New York Film Locations

 





Week-End at the Waldorf (1945)

The posh Waldorf Hotel in the heart of New York is the setting for several plots and subplots. Ginger Rogers plays the Garbo counterpart, a successful but severely depressed movie star who wants to be alone. Walter Pigeon steps into John Barrymore's role, sort of; whereas Barrymore was a thief posing as nobility, Pigeon is a war correspondent posing as a thief. Hotel stenographer Lana Turner (originally Joan Crawford) latches onto tycoon Edward Arnold (originally Wallace Beery) in hopes of a life of luxury. And, in the film's biggest adaptation stretch, Van Johnson is cast as a war hero who, about to undergo life-threatening surgery, wants to thoroughly enjoy what may be his last days on earth.

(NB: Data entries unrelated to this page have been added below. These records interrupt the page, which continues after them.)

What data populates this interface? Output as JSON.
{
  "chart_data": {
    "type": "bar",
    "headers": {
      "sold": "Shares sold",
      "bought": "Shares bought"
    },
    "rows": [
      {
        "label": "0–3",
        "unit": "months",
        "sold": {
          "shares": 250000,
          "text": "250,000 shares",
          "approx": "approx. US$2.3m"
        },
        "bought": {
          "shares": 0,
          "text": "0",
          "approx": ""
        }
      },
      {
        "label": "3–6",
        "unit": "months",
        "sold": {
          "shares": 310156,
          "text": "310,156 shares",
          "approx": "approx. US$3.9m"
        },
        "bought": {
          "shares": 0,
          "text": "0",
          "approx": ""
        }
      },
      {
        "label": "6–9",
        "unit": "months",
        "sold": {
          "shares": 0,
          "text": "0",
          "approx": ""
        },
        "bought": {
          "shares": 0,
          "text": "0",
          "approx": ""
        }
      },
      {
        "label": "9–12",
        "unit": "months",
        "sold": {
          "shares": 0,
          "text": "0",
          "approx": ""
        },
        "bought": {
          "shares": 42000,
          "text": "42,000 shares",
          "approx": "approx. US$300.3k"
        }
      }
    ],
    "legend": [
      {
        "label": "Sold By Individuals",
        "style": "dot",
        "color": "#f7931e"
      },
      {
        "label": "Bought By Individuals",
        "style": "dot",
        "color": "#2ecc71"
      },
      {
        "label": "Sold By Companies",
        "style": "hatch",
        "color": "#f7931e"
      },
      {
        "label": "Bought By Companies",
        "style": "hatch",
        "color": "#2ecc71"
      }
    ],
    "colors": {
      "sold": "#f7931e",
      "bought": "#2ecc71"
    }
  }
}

It takes a while to figure this out, but Johnson is supposed to be the character played in Grand Hotel by Lionel Barrymore: the meek clerk who, upon discovering that he's dying, blows his life savings on one last fling. On the whole, Weekend at the Waldorf is a lot more light-hearted than Grand Hotel, as indicated by the expository character played by humorist Robert Benchley, not to mention the presence of Xavier Cugat as the Waldorf's orchestra leader.


Waldorf-Astoria Hotel, 301 Park Avenue (btw East 49th & 50th Street) Manhattan.
  The hotel is a 47-story, 190.5 m (625 ft) Art Deco landmark, designed by architects Schultze and Weaver and dating from 1931 and was the first hotel to offer room service.